In Japan, a lady can now have a groom-optional wedding, according to several sources including the UK Sunday Express, which reports:
Travel company Cera Travel in Kyoto, a city in southern Japan, has launched "Solo Weddings", which they claim are perfect for women looking for the thrill and romance of a wedding, without actually having to tie the knot.And wait, there's more: you can even have a stand-in disposable groom for the pictures. I read this and immediately flashed back to a 2012 commencement speech from Wellesley High School English teacher David McCullough, Jr., who said in part:
The two-day trip offers singletons a chance to enjoy all the fun and glamour of the special day, including spending their wedding night in a fancy hotel.
So here we are... commencement... life’s great forward-looking ceremony. (And don’t say, “What about weddings?” Weddings are one-sided and insufficiently effective. Weddings are bride-centric pageantry. Other than conceding to a list of unreasonable demands, the groom just stands there. No stately, hey-everybody-look-at-me procession. No being given away. No identity-changing pronouncement. And can you imagine a television show dedicated to watching guys try on tuxedos? Their fathers sitting there misty-eyed with joy and disbelief, their brothers lurking in the corner muttering with envy. Left to men, weddings would be, after limits-testing procrastination, spontaneous, almost inadvertent... during halftime... on the way to the refrigerator. And then there’s the frequency of failure: statistics tell us half of you will get divorced. A winning percentage like that’ll get you last place in the American League East. The Baltimore Orioles do better than weddings.)You ever notice we don't have magazines called Modern Groom or Grooms? We don't have a Groomzillas or Say Yes To The Tux cable show. The entire wedding industry caters to one side of the nuptials.
When I first made that observation on Facebook, a friend observed we've been having these kinds of groomless ceremonies for years: they're called Quinceañeras. Fifteen-year-old girls in Hispanic families celebrate becoming a lady by dressing up like brides, going through a mass and a reception with a court of honor instead of bridesmaids and groomsmen, eating and dancing the night away. In keeping with historic tradition, it's strictly a female rite of passage. What about the boys? In the book Once Upon a Quinceañera, author Julia Alvarez gives us a traditional mindset that boys are born men, but girls turn into women at 15. That's the silliest statement about maturity I've heard since someone warned me coffee would stunt my growth.
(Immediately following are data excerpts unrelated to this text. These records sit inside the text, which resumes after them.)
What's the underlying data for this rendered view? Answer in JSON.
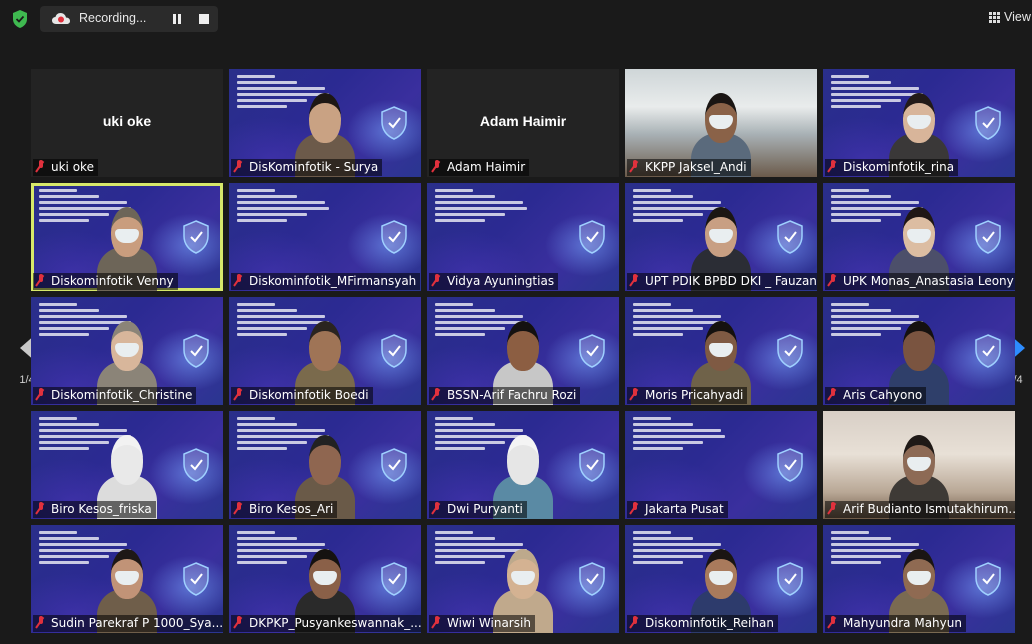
{
  "recording": {
    "label": "Recording..."
  },
  "view": {
    "label": "View"
  },
  "pagination": {
    "current": "1/4"
  },
  "tiles": [
    {
      "name": "uki oke",
      "center_name": "uki oke",
      "bg": "plain"
    },
    {
      "name": "DisKominfotik - Surya",
      "bg": "banner",
      "person": {
        "skin": "#c9a283",
        "hair": "#1d1714",
        "shirt": "#6c5a4a",
        "mask": false
      }
    },
    {
      "name": "Adam Haimir",
      "center_name": "Adam Haimir",
      "bg": "plain"
    },
    {
      "name": "KKPP Jaksel_Andi",
      "bg": "office",
      "person": {
        "skin": "#8a6248",
        "hair": "#1a1513",
        "shirt": "#5a6a7c",
        "mask": true
      }
    },
    {
      "name": "Diskominfotik_rina",
      "bg": "banner",
      "person": {
        "skin": "#d8b59a",
        "hair": "#221a18",
        "shirt": "#3a3838",
        "mask": true
      }
    },
    {
      "name": "Diskominfotik Venny",
      "bg": "banner",
      "selected": true,
      "person": {
        "skin": "#c99d7e",
        "hair": "#6d6558",
        "shirt": "#6d6558",
        "mask": true
      }
    },
    {
      "name": "Diskominfotik_MFirmansyah",
      "bg": "banner"
    },
    {
      "name": "Vidya Ayuningtias",
      "bg": "banner"
    },
    {
      "name": "UPT PDIK BPBD DKI _ Fauzan",
      "bg": "banner",
      "person": {
        "skin": "#c89f83",
        "hair": "#1b1613",
        "shirt": "#2b2d35",
        "mask": true
      }
    },
    {
      "name": "UPK Monas_Anastasia Leony",
      "bg": "banner",
      "person": {
        "skin": "#dcbda2",
        "hair": "#1f1715",
        "shirt": "#4c4f6a",
        "mask": true
      }
    },
    {
      "name": "Diskominfotik_Christine",
      "bg": "banner",
      "person": {
        "skin": "#d8b69b",
        "hair": "#8b8478",
        "shirt": "#8b8478",
        "mask": true
      }
    },
    {
      "name": "Diskominfotik Boedi",
      "bg": "banner",
      "person": {
        "skin": "#9f7456",
        "hair": "#2a2420",
        "shirt": "#7a6a4c",
        "mask": false
      }
    },
    {
      "name": "BSSN-Arif Fachru Rozi",
      "bg": "banner",
      "person": {
        "skin": "#8c5e42",
        "hair": "#141110",
        "shirt": "#c7c7c7",
        "mask": false
      }
    },
    {
      "name": "Moris Pricahyadi",
      "bg": "banner",
      "person": {
        "skin": "#7f5a43",
        "hair": "#15110f",
        "shirt": "#6f6249",
        "mask": true
      }
    },
    {
      "name": "Aris Cahyono",
      "bg": "banner",
      "person": {
        "skin": "#7a5440",
        "hair": "#15110f",
        "shirt": "#2f3f6a",
        "mask": false
      }
    },
    {
      "name": "Biro Kesos_friska",
      "bg": "banner",
      "person": {
        "skin": "#e9e9e9",
        "hair": "#f2f2f2",
        "shirt": "#dcdcdc",
        "mask": false
      }
    },
    {
      "name": "Biro Kesos_Ari",
      "bg": "banner",
      "person": {
        "skin": "#8f6650",
        "hair": "#222",
        "shirt": "#6a5a48",
        "mask": false
      }
    },
    {
      "name": "Dwi Puryanti",
      "bg": "banner",
      "person": {
        "skin": "#e6e6e6",
        "hair": "#f4f4f4",
        "shirt": "#5a8aa4",
        "mask": false
      }
    },
    {
      "name": "Jakarta Pusat",
      "bg": "banner"
    },
    {
      "name": "Arif Budianto Ismutakhirum...",
      "bg": "room",
      "person": {
        "skin": "#8d6a55",
        "hair": "#1f1916",
        "shirt": "#3e3a36",
        "mask": true
      }
    },
    {
      "name": "Sudin Parekraf P 1000_Sya...",
      "bg": "banner",
      "person": {
        "skin": "#c19377",
        "hair": "#1e1816",
        "shirt": "#6f5e4a",
        "mask": true
      }
    },
    {
      "name": "DKPKP_Pusyankeswannak_...",
      "bg": "banner",
      "person": {
        "skin": "#8a6048",
        "hair": "#151210",
        "shirt": "#2a2a2a",
        "mask": true
      }
    },
    {
      "name": "Wiwi Winarsih",
      "bg": "banner",
      "person": {
        "skin": "#d4b292",
        "hair": "#bda98c",
        "shirt": "#c0a98c",
        "mask": true
      }
    },
    {
      "name": "Diskominfotik_Reihan",
      "bg": "banner",
      "person": {
        "skin": "#a97a5c",
        "hair": "#1a1513",
        "shirt": "#2d3b6c",
        "mask": true
      }
    },
    {
      "name": "Mahyundra Mahyun",
      "bg": "banner",
      "person": {
        "skin": "#8f6a52",
        "hair": "#1a1513",
        "shirt": "#7a6a52",
        "mask": true
      }
    }
  ],
  "colors": {
    "muted_mic": "#e0313d",
    "selected_border": "#d7e86a",
    "next_arrow": "#2d8cff",
    "shield": "#3fb950"
  }
}
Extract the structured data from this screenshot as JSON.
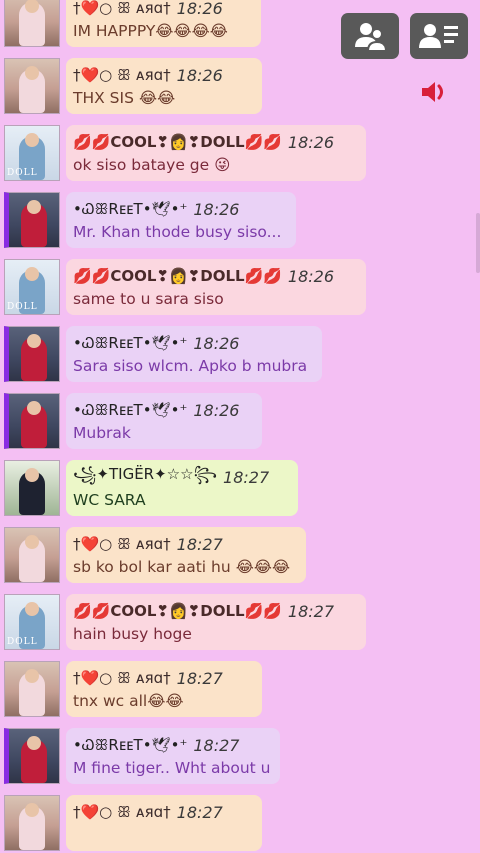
{
  "toolbar": {
    "users_button": "users-icon",
    "profile_button": "profile-menu-icon",
    "sound": "speaker-icon"
  },
  "colors": {
    "background": "#f4bff3",
    "princess_bubble": "#fbe3c9",
    "doll_bubble": "#fbd7e0",
    "preet_bubble": "#ead2f6",
    "tiger_bubble": "#ecf7c8",
    "icon_red": "#d8203a"
  },
  "messages": [
    {
      "user": "†❤️○ ꕥ ᴀяɑ†",
      "time": "18:26",
      "text": "IM HAPPPY😂😂😂😂",
      "style": "princess"
    },
    {
      "user": "†❤️○ ꕥ ᴀяɑ†",
      "time": "18:26",
      "text": "THX SIS 😂😂",
      "style": "princess"
    },
    {
      "user": "💋💋COOL❣👩❣DOLL💋💋",
      "time": "18:26",
      "text": "ok siso bataye ge 😜",
      "style": "doll"
    },
    {
      "user": "•ᏇꕥRᴇᴇT•🕊•⁺",
      "time": "18:26",
      "text": "Mr. Khan thode busy siso...",
      "style": "preet"
    },
    {
      "user": "💋💋COOL❣👩❣DOLL💋💋",
      "time": "18:26",
      "text": "same to u sara siso",
      "style": "doll"
    },
    {
      "user": "•ᏇꕥRᴇᴇT•🕊•⁺",
      "time": "18:26",
      "text": "Sara siso wlcm. Apko b mubra",
      "style": "preet"
    },
    {
      "user": "•ᏇꕥRᴇᴇT•🕊•⁺",
      "time": "18:26",
      "text": "Mubrak",
      "style": "preet"
    },
    {
      "user": "꧁✦TIGЁR✦☆☆꧂",
      "time": "18:27",
      "text": "WC SARA",
      "style": "tiger"
    },
    {
      "user": "†❤️○ ꕥ ᴀяɑ†",
      "time": "18:27",
      "text": "sb ko bol kar aati hu 😂😂😂",
      "style": "princess"
    },
    {
      "user": "💋💋COOL❣👩❣DOLL💋💋",
      "time": "18:27",
      "text": "hain busy hoge",
      "style": "doll"
    },
    {
      "user": "†❤️○ ꕥ ᴀяɑ†",
      "time": "18:27",
      "text": "tnx wc all😂😂",
      "style": "princess"
    },
    {
      "user": "•ᏇꕥRᴇᴇT•🕊•⁺",
      "time": "18:27",
      "text": "M fine tiger.. Wht about u",
      "style": "preet"
    },
    {
      "user": "†❤️○ ꕥ ᴀяɑ†",
      "time": "18:27",
      "text": "",
      "style": "princess"
    }
  ],
  "avatar_tags": {
    "doll": "DOLL"
  }
}
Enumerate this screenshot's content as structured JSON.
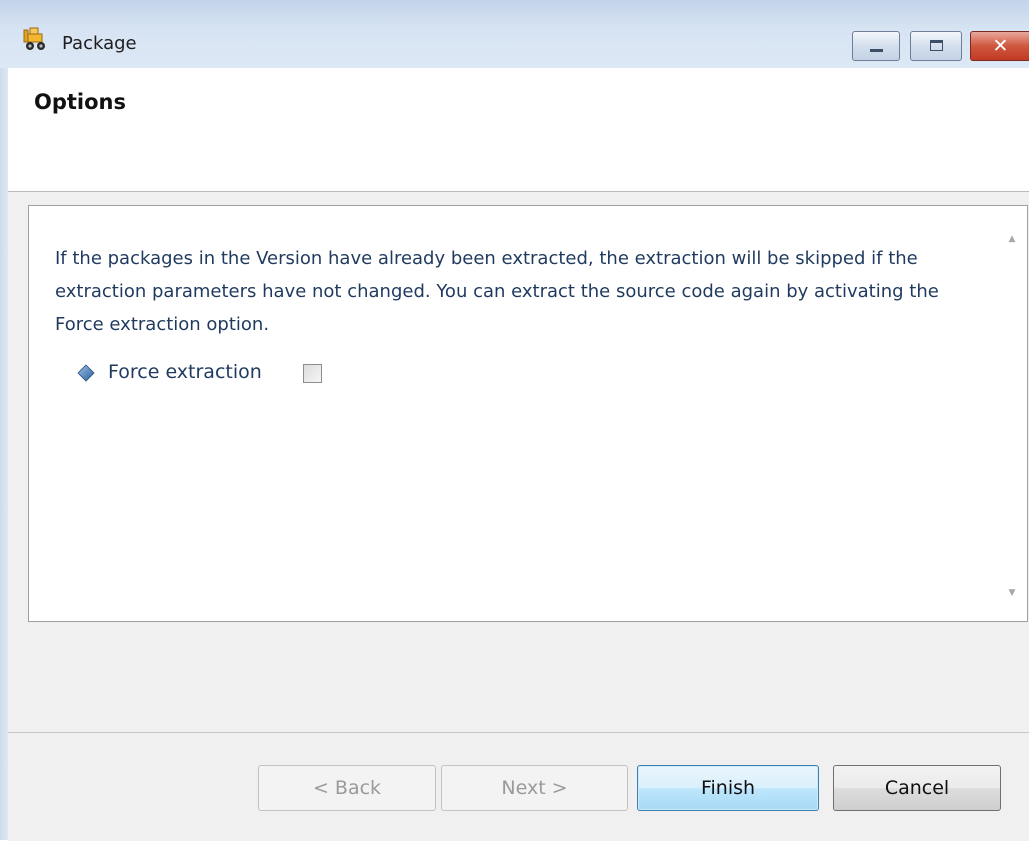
{
  "window": {
    "title": "Package",
    "icon": "forklift-icon",
    "controls": {
      "minimize": "minimize-icon",
      "maximize": "maximize-icon",
      "close": "close-icon"
    }
  },
  "header": {
    "title": "Options"
  },
  "content": {
    "description": "If the packages in the Version have already been extracted, the extraction will be skipped if the extraction parameters have not changed. You can extract the source code again by activating the Force extraction option.",
    "option": {
      "icon": "diamond-icon",
      "label": "Force extraction",
      "checked": false
    }
  },
  "buttons": {
    "back": "< Back",
    "next": "Next >",
    "finish": "Finish",
    "cancel": "Cancel"
  },
  "colors": {
    "text_blue": "#1f3a5e",
    "titlebar": "#d7e4f3",
    "close_button": "#c23a25",
    "default_button_border": "#3c7fb1"
  }
}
You can argue debutante balls are essentially the same thing multiplied, even though they have a noble purpose. Historically, they have introduced marriage-eligible ladies to society, and in our current times, they honor young ladies with a commitment to service. Yet I don't see the equivalent for the young servant-hearted gentlemen seeking marriage. Yes, I know gentlemen do have a role in debutante balls, but they're the functional equivalent of asterisks. Who's presenting them to society?
This disparity angers me. It plays right into the stereotype that young men don't want or need a moment of glamor or regality in their lives. We assume they don't need to be built up, honored, prayed for, lavished, bowed or curtsied to. They don't need a ceremony where their family and friends share how much they are loved and valued, and how their beloved expect great things from them in adulthood. They don't need a coronation like the ladies because they're guys, and guys don't ask to be coronated -- not even on their own wedding days!
Or do they? As many of you know, Jewish boys celebrate becoming men at 13 with a Bar Mitzvah. (Girls get a Bat Mitzvah at 12 or 13.) It is both a rite of passage and a time to party. Christians are adapting this tradition into what is known as a Bar Barakah, and your humble servant was honoured to be part of one in November of 2012.
A Tucson family invited me to lead several historic dances as part of the party following the ceremony of blessing and a dinner. As I wrote in my journal:
The most memorable moment wasn't the dinner or the dancing, it was watching [the young boy's] parents and his sister get up one at a time and tell him how much they loved him and challenged him to live his life for GOD. Seeing it emotionally drained me, as it did [the honoree] and several others. I don't think there was a dry eye in the room at one point.That included the climax of the ceremony, where the boy crossed from one side of a model bridge he helped build to the other where his friends and family were waiting to hug him.
We still have a way to go before we see male Quinceañeras or male debutante balls. But also I hear some guys get "15" parties, so I sense demand will drive supply. Why should the young ladies have all the fun? I hope we'll someday see prince parties or balls featuring young noblemen, honored as people of maturity and worth, ready for a commitment -- maybe to a young lady, maybe to something else, but ready nonetheless.
But if it gets to the point of bride-optional weddings... uh, that's just tacky.